Take the Money and Run ,
Take the Money and Run is a 1969 American comedic mockumentary directed by Woody Allen and starring Allen and Janet Margolin (with Louise Lasser in a small role). Written by Allen and Mickey Rose, the film chronicles the life of Virgil Starkwell (Woody Allen), an inept bank robber.[2] Filmed in San Francisco and San Quentin State Prison,[3] Take the Money and Run received Golden Laurel nominations for Male Comedy Performance (Woody Allen) and Male New Face (Woody Allen), and a Writers Guild of America Award nomination for Best Comedy Written Directly for the Screen (Woody Allen, Mickey Rose).
Virgil Starkwells story is told in documentary style, using both stock footage and interviews with people who knew him. The film shows Starkwell entering a life of crime at a young age. As a child, Virgil was a frequent target of bullies, who would snatch his glasses and stomp them on the floor. As an adult, Virgil is inept and unlucky, and both police and judges both ridicule him by stamping on Virgils glasses.
Starkwell is arrested for trying to rob a bank after passing to a teller a threatening note that misspells the word “gun”. Sent to prison, Virgil attempts escape using a bar of soap carved to resemble a gun. Unfortunately for Virgil, it was raining outside and his gun melts. Starkwell does escape prison, but by accident. Joining a mass breakout plan, Virgil is the only inmate not warned that the scheme had been called off. Outside but unemployed, Virgil finds no way to support himself and his family.

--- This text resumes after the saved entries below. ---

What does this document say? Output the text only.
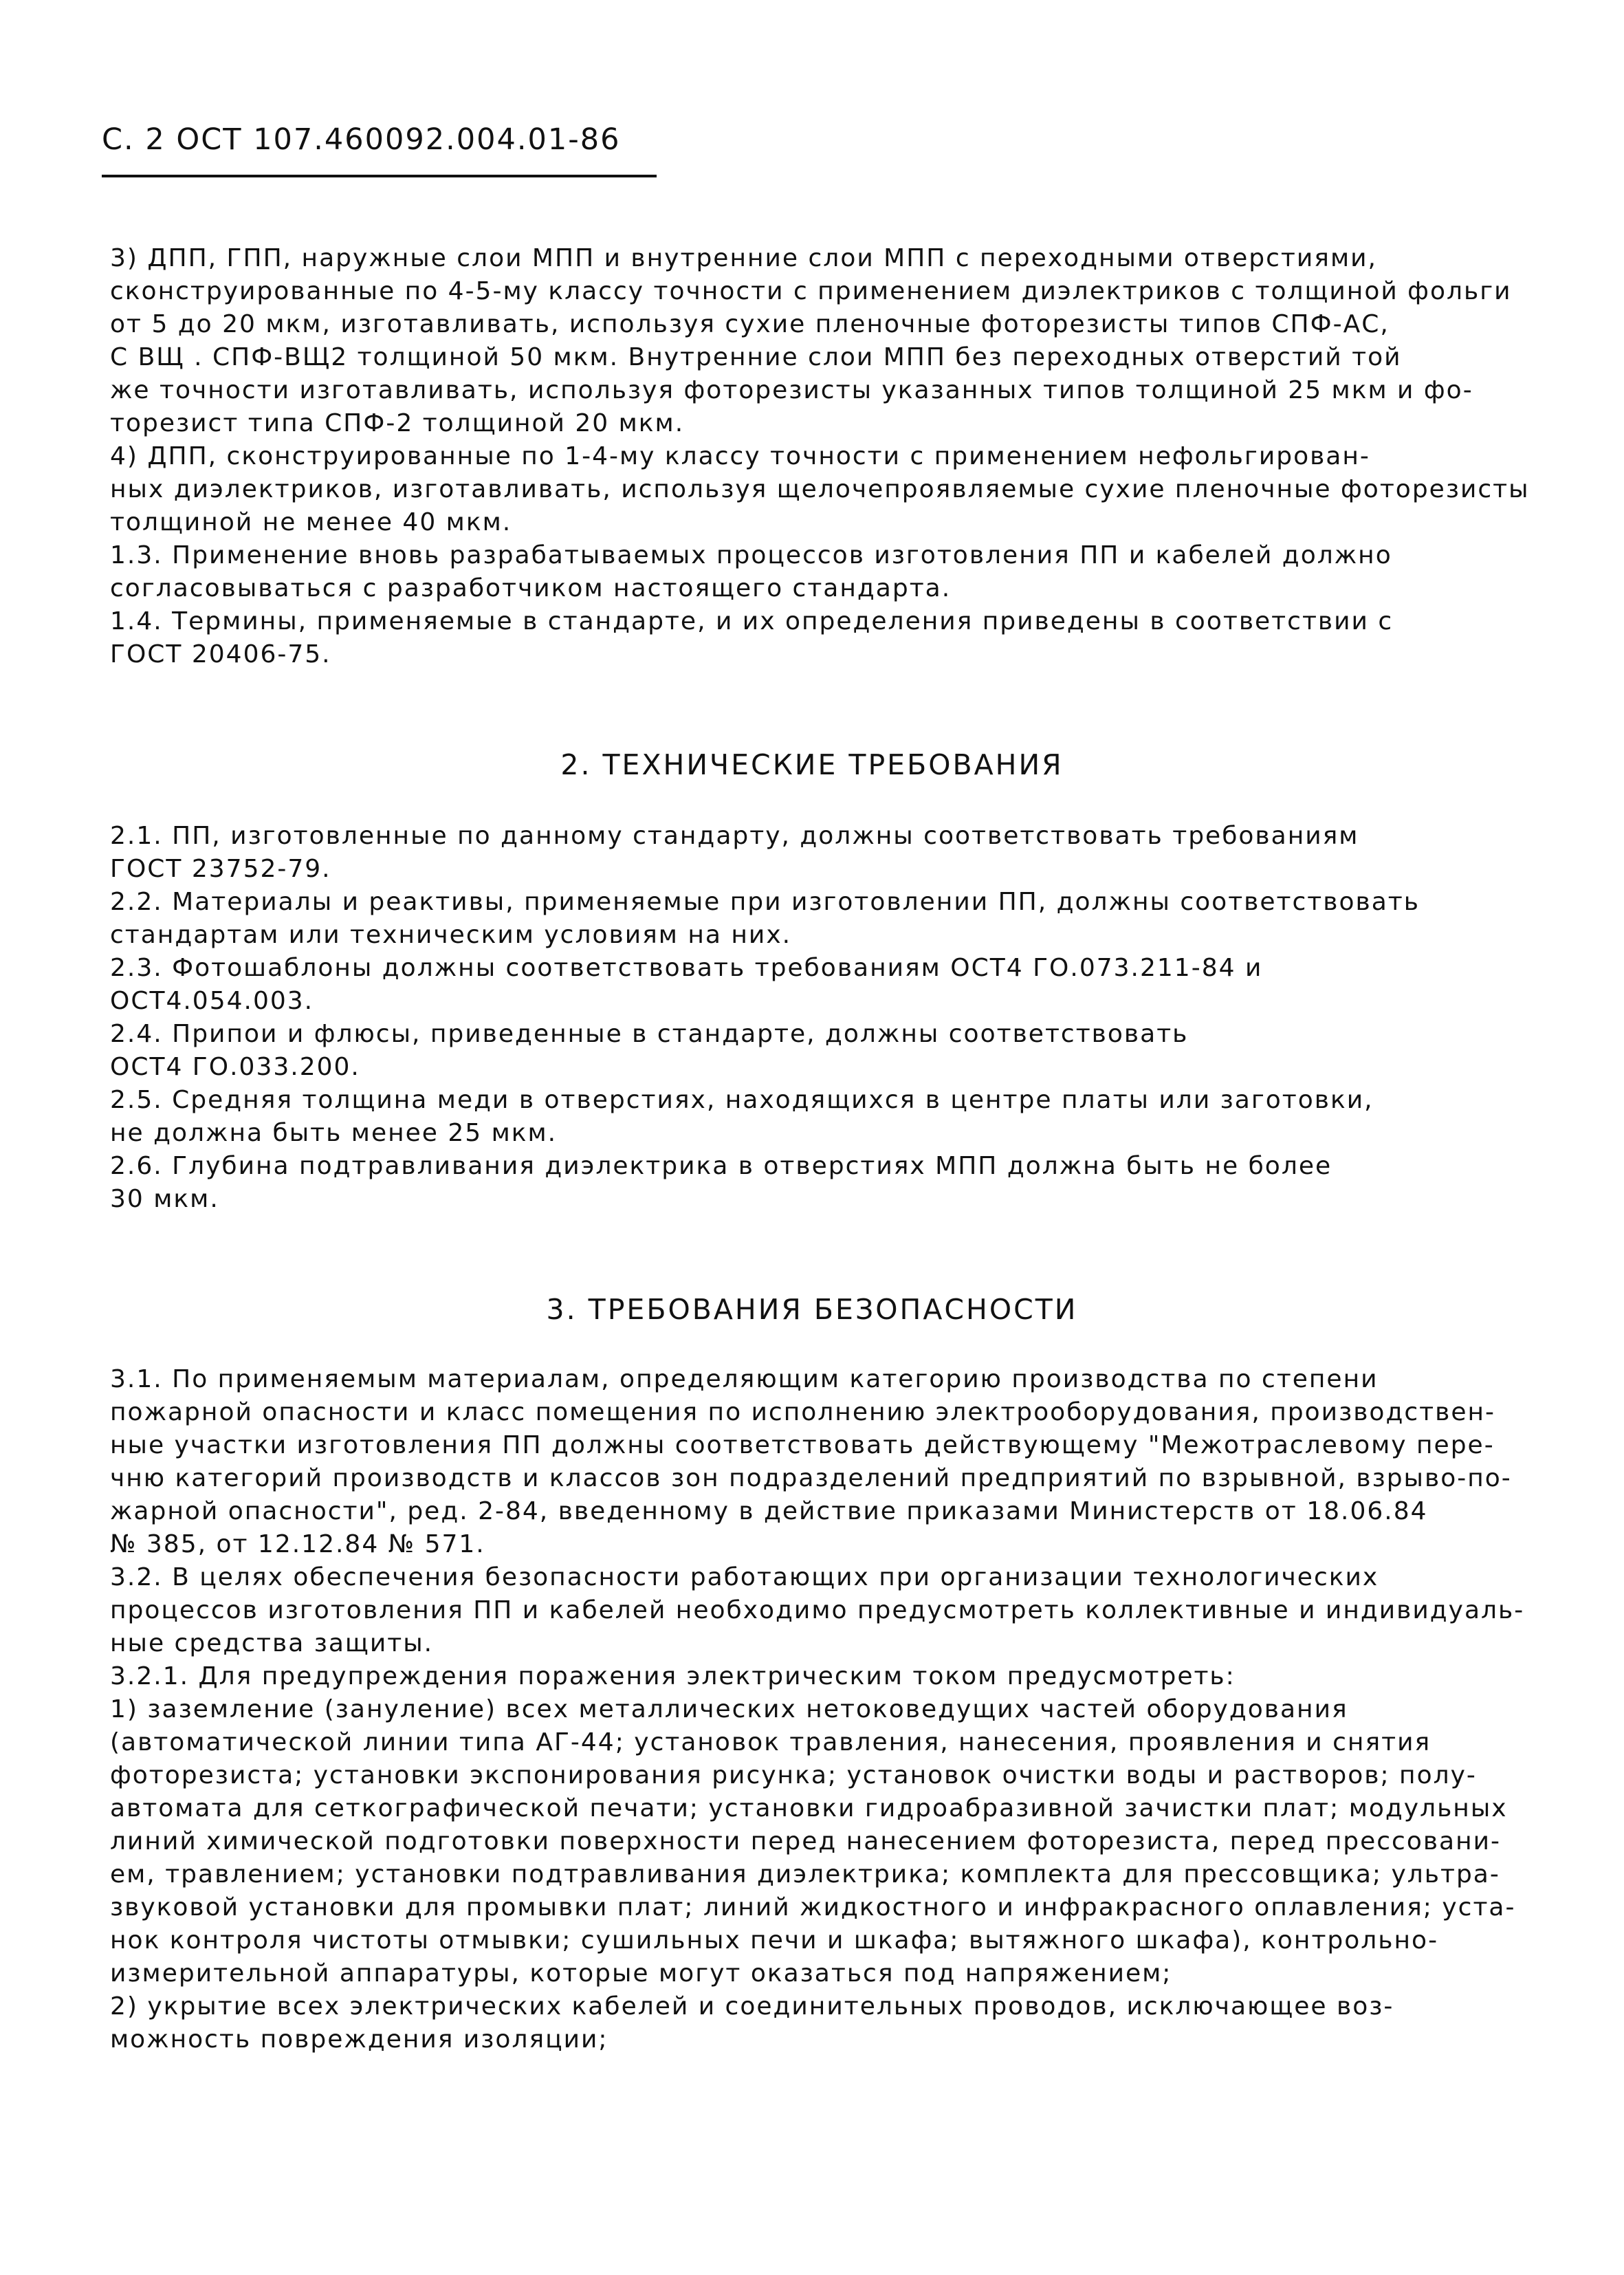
С. 2 ОСТ 107.460092.004.01-86
3) ДПП, ГПП, наружные слои МПП и внутренние слои МПП с переходными отверстиями,
сконструированные по 4-5-му классу точности с применением диэлектриков с толщиной фольги
от 5 до 20 мкм, изготавливать, используя сухие пленочные фоторезисты типов СПФ-АС,
С ВЩ . СПФ-ВЩ2 толщиной 50 мкм. Внутренние слои МПП без переходных отверстий той
же точности изготавливать, используя фоторезисты указанных типов толщиной 25 мкм и фо-
торезист типа СПФ-2 толщиной 20 мкм.
4) ДПП, сконструированные по 1-4-му классу точности с применением нефольгирован-
ных диэлектриков, изготавливать, используя щелочепроявляемые сухие пленочные фоторезисты
толщиной не менее 40 мкм.
1.3. Применение вновь разрабатываемых процессов изготовления ПП и кабелей должно
согласовываться с разработчиком настоящего стандарта.
1.4. Термины, применяемые в стандарте, и их определения приведены в соответствии с
ГОСТ 20406-75.
2. ТЕХНИЧЕСКИЕ ТРЕБОВАНИЯ
2.1. ПП, изготовленные по данному стандарту, должны соответствовать требованиям
ГОСТ 23752-79.
2.2. Материалы и реактивы, применяемые при изготовлении ПП, должны соответствовать
стандартам или техническим условиям на них.
2.3. Фотошаблоны должны соответствовать требованиям ОСТ4 ГО.073.211-84 и
ОСТ4.054.003.
2.4. Припои и флюсы, приведенные в стандарте, должны соответствовать
ОСТ4 ГО.033.200.
2.5. Средняя толщина меди в отверстиях, находящихся в центре платы или заготовки,
не должна быть менее 25 мкм.
2.6. Глубина подтравливания диэлектрика в отверстиях МПП должна быть не более
30 мкм.
3. ТРЕБОВАНИЯ БЕЗОПАСНОСТИ
3.1. По применяемым материалам, определяющим категорию производства по степени
пожарной опасности и класс помещения по исполнению электрооборудования, производствен-
ные участки изготовления ПП должны соответствовать действующему "Межотраслевому пере-
чню категорий производств и классов зон подразделений предприятий по взрывной, взрыво-по-
жарной опасности", ред. 2-84, введенному в действие приказами Министерств от 18.06.84
№ 385, от 12.12.84 № 571.
3.2. В целях обеспечения безопасности работающих при организации технологических
процессов изготовления ПП и кабелей необходимо предусмотреть коллективные и индивидуаль-
ные средства защиты.
3.2.1. Для предупреждения поражения электрическим током предусмотреть:
1) заземление (зануление) всех металлических нетоковедущих частей оборудования
(автоматической линии типа АГ-44; установок травления, нанесения, проявления и снятия
фоторезиста; установки экспонирования рисунка; установок очистки воды и растворов; полу-
автомата для сеткографической печати; установки гидроабразивной зачистки плат; модульных
линий химической подготовки поверхности перед нанесением фоторезиста, перед прессовани-
ем, травлением; установки подтравливания диэлектрика; комплекта для прессовщика; ультра-
звуковой установки для промывки плат; линий жидкостного и инфракрасного оплавления; уста-
нок контроля чистоты отмывки; сушильных печи и шкафа; вытяжного шкафа), контрольно-
измерительной аппаратуры, которые могут оказаться под напряжением;
2) укрытие всех электрических кабелей и соединительных проводов, исключающее воз-
можность повреждения изоляции;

Eventually he is rearrested and sent to a chain gang where he is undernourished (the single meal of the day is a bowl of steam) and brutally punished (consigned to a steam box with an insurance salesmen).
Starkwell again escapes but is eventually captured when attempting to rob a former friend who reveals he is now a cop.
Starkwells story ends with Starkwell back in prison. He is sentenced to 800 years but remains upbeat knowing that “with good behavior, I can get that cut in half”. In the last scene, Starkwell is shown carving a bar of soap, and asking the interviewer if it was raining outside.
This was the second film directed by Woody Allen, and the first with original footage (after Whats Up, Tiger Lily, which consisted of visuals taken from a Japanese James Bond knockoff). He had originally wanted Jerry Lewis to direct, but when that did not work out, Allen decided to direct it himself. Allens decision to become his own director was partially spurred on by the chaotic and uncontrolled filming of Casino Royale (1967), in which he had appeared two years previously. This film marked the first time Allen would perform the triple duties of writing, directing, and acting in a film. The manic, almost slapstick style is similar to that of Allens next several films, including Bananas (1971) and Sleeper (1973).
Allen discussed the concept of filming a documentary in an interview with Richard Schickel:
Take the Money and Run was an early pseudo-documentary. The idea of doing a documentary, which I later finally perfected when I did Zelig was with me from the first day I started movies. I thought that was an ideal vehicle for doing comedy, because the documentary format was very serious, so you were immediately operating in an area where any little thing you did upset the seriousness and was thereby funny. And you could tell your story laugh by laugh by laugh… The object of the movie was for every inch of it to be a laugh.[6]
The film was shot on location in San Francisco,[3] including one scene set in Ernies restaurant, whose striking red interior was immortalized in Alfred Hitchcocks Vertigo (1958). Other scenes were filmed at San Quentin State Prison,[3][7] where 100 prisoners were paid a small fee to work on the film. The regular cast and crew were stamped each day with a special ink that glowed under ultra-violet light so the guards could tell who was allowed to leave the prison grounds at the end of the day. (One of the actors in the San Quentin scenes was Micil Murphy, who knew the prison well: he served five and a half years there, for armed robbery, before being paroled in 1966.)
Allen initially filmed a downbeat ending in which he was shot to death, courtesy of special effects from A.D. Flowers. Reputedly the lighter ending is due to the influence of Allens editor, Ralph Rosenblum, in his first collaboration with Allen.